前回は公的年金の財政検証結果や、それを踏まえた改革案がオヤジ世代に与えるインパクトについてお話ししました。これらの改革により、確かにオヤジ世代が将来受け取る年金の減額幅は抑えられるかもしれませんが、目先の負担も増えることになるため、オヤジ世代には全体的に厳しいものになるでしょう。一方で、たとえ改革案が実現しても所得代替率(現役世代の手取り収入に対する年金の割合)が現状より下がることは不可避な状況で、改めて企業年金の重要性が評価され始めています。

 しかしながら、企業年金のある企業の数は急速に減少しており、公的年金の減額分をカバーする存在としては非常に心もとない状況です。そこで現在、政府は社会保障審議会企業年金部会にて、企業年金をより使いやすいものとし、一層の普及を図るための改革について議論しています。今回はその議論の方向性とオヤジ世代への影響についてお話しします。

企業年金はもはや一部の人だけのもの!?

 まず数字で実態を見てみましょう。驚くことに、企業年金を実施している企業の割合は2000年以降急速に減少し、1997年の46.6%から2013年には25.9%まで下がってしまいました(厚生労働省「就労条件総合調査」)。つまり、今や企業年金は4社に1社の割合でしか採用されていない状況です。

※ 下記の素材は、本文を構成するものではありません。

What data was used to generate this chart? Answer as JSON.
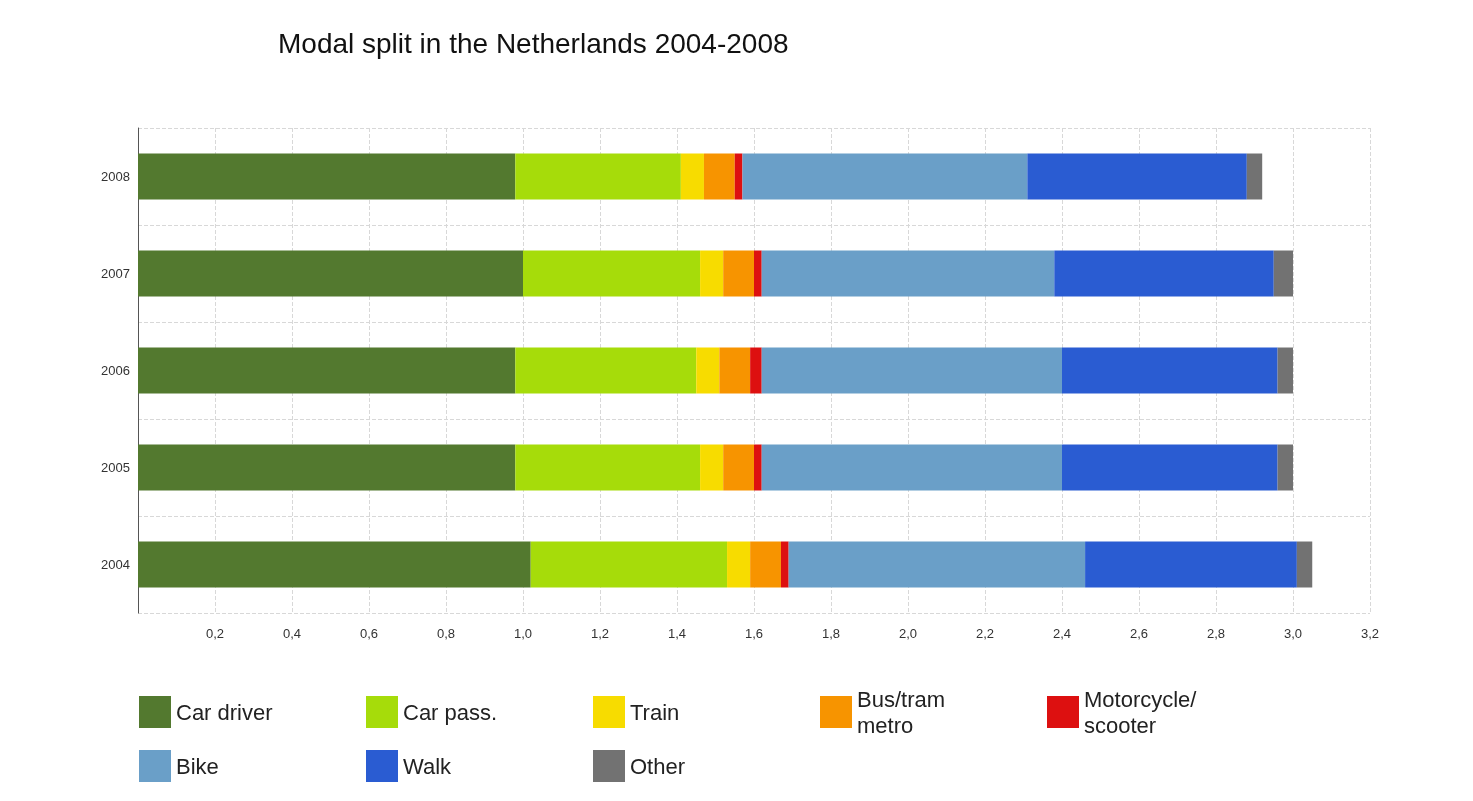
{
  "chart_data": {
    "type": "bar",
    "orientation": "horizontal",
    "stacked": true,
    "title": "Modal split in the Netherlands 2004-2008",
    "categories": [
      "2008",
      "2007",
      "2006",
      "2005",
      "2004"
    ],
    "series": [
      {
        "name": "Car driver",
        "color": "#53792f",
        "values": [
          0.98,
          1.0,
          0.98,
          0.98,
          1.02
        ]
      },
      {
        "name": "Car pass.",
        "color": "#a6dc0a",
        "values": [
          0.43,
          0.46,
          0.47,
          0.48,
          0.51
        ]
      },
      {
        "name": "Train",
        "color": "#f7dc00",
        "values": [
          0.06,
          0.06,
          0.06,
          0.06,
          0.06
        ]
      },
      {
        "name": "Bus/tram\nmetro",
        "color": "#f79400",
        "values": [
          0.08,
          0.08,
          0.08,
          0.08,
          0.08
        ]
      },
      {
        "name": "Motorcycle/\nscooter",
        "color": "#dd1010",
        "values": [
          0.02,
          0.02,
          0.03,
          0.02,
          0.02
        ]
      },
      {
        "name": "Bike",
        "color": "#6a9fc8",
        "values": [
          0.74,
          0.76,
          0.78,
          0.78,
          0.77
        ]
      },
      {
        "name": "Walk",
        "color": "#2a5cd2",
        "values": [
          0.57,
          0.57,
          0.56,
          0.56,
          0.55
        ]
      },
      {
        "name": "Other",
        "color": "#727272",
        "values": [
          0.04,
          0.05,
          0.04,
          0.04,
          0.04
        ]
      }
    ],
    "xlim": [
      0,
      3.2
    ],
    "xticks": [
      {
        "value": 0.2,
        "label": "0,2"
      },
      {
        "value": 0.4,
        "label": "0,4"
      },
      {
        "value": 0.6,
        "label": "0,6"
      },
      {
        "value": 0.8,
        "label": "0,8"
      },
      {
        "value": 1.0,
        "label": "1,0"
      },
      {
        "value": 1.2,
        "label": "1,2"
      },
      {
        "value": 1.4,
        "label": "1,4"
      },
      {
        "value": 1.6,
        "label": "1,6"
      },
      {
        "value": 1.8,
        "label": "1,8"
      },
      {
        "value": 2.0,
        "label": "2,0"
      },
      {
        "value": 2.2,
        "label": "2,2"
      },
      {
        "value": 2.4,
        "label": "2,4"
      },
      {
        "value": 2.6,
        "label": "2,6"
      },
      {
        "value": 2.8,
        "label": "2,8"
      },
      {
        "value": 3.0,
        "label": "3,0"
      },
      {
        "value": 3.2,
        "label": "3,2"
      }
    ],
    "grid": true,
    "legend": "bottom"
  }
}
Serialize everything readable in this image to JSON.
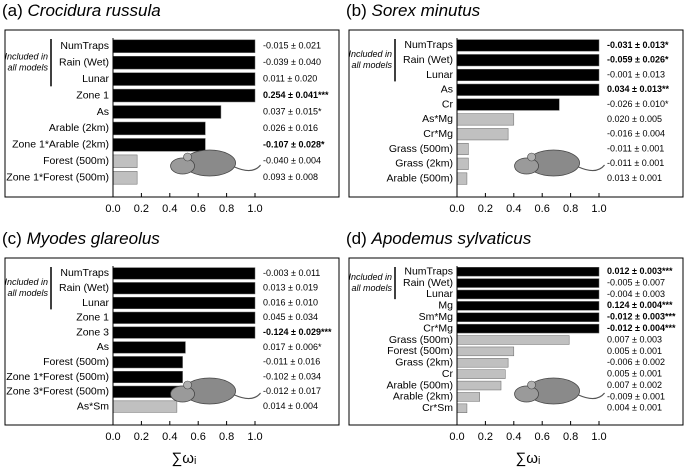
{
  "chart_data": [
    {
      "type": "barh",
      "label": "(a)",
      "title": "Crocidura russula",
      "annotation": [
        "Included in",
        "all models"
      ],
      "categories": [
        "NumTraps",
        "Rain (Wet)",
        "Lunar",
        "Zone 1",
        "As",
        "Arable (2km)",
        "Zone 1*Arable (2km)",
        "Forest (500m)",
        "Zone 1*Forest (500m)"
      ],
      "values": [
        1.0,
        1.0,
        1.0,
        1.0,
        0.76,
        0.65,
        0.65,
        0.17,
        0.17
      ],
      "bar_colors": [
        "#000000",
        "#000000",
        "#000000",
        "#000000",
        "#000000",
        "#000000",
        "#000000",
        "#c0c0c0",
        "#c0c0c0"
      ],
      "estimates": [
        "-0.015 ± 0.021",
        "-0.039 ± 0.040",
        "0.011 ± 0.020",
        "0.254 ± 0.041***",
        "0.037 ± 0.015*",
        "0.026 ± 0.016",
        "-0.107 ± 0.028*",
        "-0.040 ± 0.004",
        "0.093 ± 0.008"
      ],
      "estimate_bold": [
        false,
        false,
        false,
        true,
        false,
        false,
        true,
        false,
        false
      ],
      "xlim": [
        0,
        1.0
      ],
      "xticks": [
        {
          "value": 0,
          "label": "0.0"
        },
        0.2,
        0.4,
        0.6,
        0.8,
        {
          "value": 1,
          "label": "1.0"
        }
      ]
    },
    {
      "type": "barh",
      "label": "(b)",
      "title": "Sorex minutus",
      "annotation": [
        "Included in",
        "all models"
      ],
      "categories": [
        "NumTraps",
        "Rain (Wet)",
        "Lunar",
        "As",
        "Cr",
        "As*Mg",
        "Cr*Mg",
        "Grass (500m)",
        "Grass (2km)",
        "Arable (500m)"
      ],
      "values": [
        1.0,
        1.0,
        1.0,
        1.0,
        0.72,
        0.4,
        0.36,
        0.08,
        0.08,
        0.07
      ],
      "bar_colors": [
        "#000000",
        "#000000",
        "#000000",
        "#000000",
        "#000000",
        "#c0c0c0",
        "#c0c0c0",
        "#c0c0c0",
        "#c0c0c0",
        "#c0c0c0"
      ],
      "estimates": [
        "-0.031 ± 0.013*",
        "-0.059 ± 0.026*",
        "-0.001 ± 0.013",
        "0.034 ± 0.013**",
        "-0.026 ± 0.010*",
        "0.020 ± 0.005",
        "-0.016 ± 0.004",
        "-0.011 ± 0.001",
        "-0.011 ± 0.001",
        "0.013 ± 0.001"
      ],
      "estimate_bold": [
        true,
        true,
        false,
        true,
        false,
        false,
        false,
        false,
        false,
        false
      ],
      "xlim": [
        0,
        1.0
      ],
      "xticks": [
        {
          "value": 0,
          "label": "0.0"
        },
        0.2,
        0.4,
        0.6,
        0.8,
        {
          "value": 1,
          "label": "1.0"
        }
      ]
    },
    {
      "type": "barh",
      "label": "(c)",
      "title": "Myodes glareolus",
      "annotation": [
        "Included in",
        "all models"
      ],
      "categories": [
        "NumTraps",
        "Rain (Wet)",
        "Lunar",
        "Zone 1",
        "Zone 3",
        "As",
        "Forest (500m)",
        "Zone 1*Forest (500m)",
        "Zone 3*Forest (500m)",
        "As*Sm"
      ],
      "values": [
        1.0,
        1.0,
        1.0,
        1.0,
        1.0,
        0.51,
        0.49,
        0.49,
        0.49,
        0.45
      ],
      "bar_colors": [
        "#000000",
        "#000000",
        "#000000",
        "#000000",
        "#000000",
        "#000000",
        "#000000",
        "#000000",
        "#000000",
        "#c0c0c0"
      ],
      "estimates": [
        "-0.003 ± 0.011",
        "0.013 ± 0.019",
        "0.016 ± 0.010",
        "0.045 ± 0.034",
        "-0.124 ± 0.029***",
        "0.017 ± 0.006*",
        "-0.011 ± 0.016",
        "-0.102 ± 0.034",
        "-0.012 ± 0.017",
        "0.014 ± 0.004"
      ],
      "estimate_bold": [
        false,
        false,
        false,
        false,
        true,
        false,
        false,
        false,
        false,
        false
      ],
      "xlim": [
        0,
        1.0
      ],
      "xticks": [
        {
          "value": 0,
          "label": "0.0"
        },
        0.2,
        0.4,
        0.6,
        0.8,
        {
          "value": 1,
          "label": "1.0"
        }
      ],
      "xlabel": "∑ωᵢ"
    },
    {
      "type": "barh",
      "label": "(d)",
      "title": "Apodemus sylvaticus",
      "annotation": [
        "Included in",
        "all models"
      ],
      "categories": [
        "NumTraps",
        "Rain (Wet)",
        "Lunar",
        "Mg",
        "Sm*Mg",
        "Cr*Mg",
        "Grass (500m)",
        "Forest (500m)",
        "Grass (2km)",
        "Cr",
        "Arable (500m)",
        "Arable (2km)",
        "Cr*Sm"
      ],
      "values": [
        1.0,
        1.0,
        1.0,
        1.0,
        1.0,
        1.0,
        0.79,
        0.4,
        0.36,
        0.34,
        0.31,
        0.16,
        0.07
      ],
      "bar_colors": [
        "#000000",
        "#000000",
        "#000000",
        "#000000",
        "#000000",
        "#000000",
        "#c0c0c0",
        "#c0c0c0",
        "#c0c0c0",
        "#c0c0c0",
        "#c0c0c0",
        "#c0c0c0",
        "#c0c0c0"
      ],
      "estimates": [
        "0.012 ± 0.003***",
        "-0.005 ± 0.007",
        "-0.004 ± 0.003",
        "0.124 ± 0.004***",
        "-0.012 ± 0.003***",
        "-0.012 ± 0.004***",
        "0.007 ± 0.003",
        "0.005 ± 0.001",
        "-0.006 ± 0.002",
        "0.005 ± 0.001",
        "0.007 ± 0.002",
        "-0.009 ± 0.001",
        "0.004 ± 0.001"
      ],
      "estimate_bold": [
        true,
        false,
        false,
        true,
        true,
        true,
        false,
        false,
        false,
        false,
        false,
        false,
        false
      ],
      "xlim": [
        0,
        1.0
      ],
      "xticks": [
        {
          "value": 0,
          "label": "0.0"
        },
        0.2,
        0.4,
        0.6,
        0.8,
        {
          "value": 1,
          "label": "1.0"
        }
      ],
      "xlabel": "∑ωᵢ"
    }
  ]
}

 この現状をどう評価すればよいのでしょうか? OECDの報告書によれば、先進国の平均は公的年金の所得代替率が40%(OECDの定義)、私的年金の資産規模が対GDP比で75%くらいですが、日本は公的年金の所得代替率は先進国平均より少し低い35%(同上)、私的年金の資産規模は25%と平均を大幅に下回る状況です。公的年金も私的年金も先進国対比で低いレベル、特に企業年金については「後進国」に位置すると言っても過言ではないのです。この現状を変えるために、政府は一般企業向けと中小企業向けにそれぞれの対応を検討しています。